Ceux d’entre nous qui ont la fâcheuse tendance de rapporter à l’anglais toute question qui touche à la langue française auront pensé tout d’abord à une grande salle style XVIIe pleine de dorures et d’aristocrates en loup noir que la jet set new-yorkaise affectionne à recréer.

Que nenni! Si le bal masqué a bien porté ce nom et le porte toujours occasionnellement, la mascarade est avant tout un ensemble de jeux scéniques et de danses particulièrement populaires dans la société florentine du XVIe siècle. La mascherata («masquées» littéralement) est une dance costumée, et masquée évidemment, qui rappelle les rites dionysiaques gréco-romains.

Le champ étymologique du masque serait passé dans les langues latines par le farsi, c’est-à-dire le perse, ramené en Italie par les voyageurs de la route de la soie. En s’étendant à toute l’ère d’influence du latin, le mot qui est devenu «mascarade» a gagné du sens et de la popularité. En France, il a peu à peu cessé de désigner ce que l’on qualifierait aujourd’hui de performance artistique, pour qualifier ce bal auquel tous prennent part. La mascarade n’est donc plus un spectacle, mais elle reste un divertissement.
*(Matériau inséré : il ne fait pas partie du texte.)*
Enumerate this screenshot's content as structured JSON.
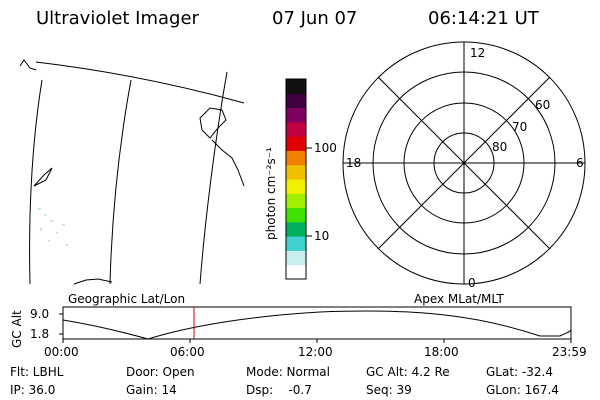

Plus tard, alors que le sens figuré du mot se démocratise, la mascarade devient moins plaisante: elle est une imposture. Car c’est bien cela une mascarade, c’est se masquer, se voiler pour cacher son vrai visage, sa vraie nature, son essence. De tout temps on a cherché à dissimuler son identité pour diverses raisons; pour les besoins du théâtre, pour les besoins de la fête, pour les besoins de la religion, pour les besoins du crime. À l’heure où l’accès à l’information est devenu un droit inaliénable, peut-être est-il temps de tomber les masques.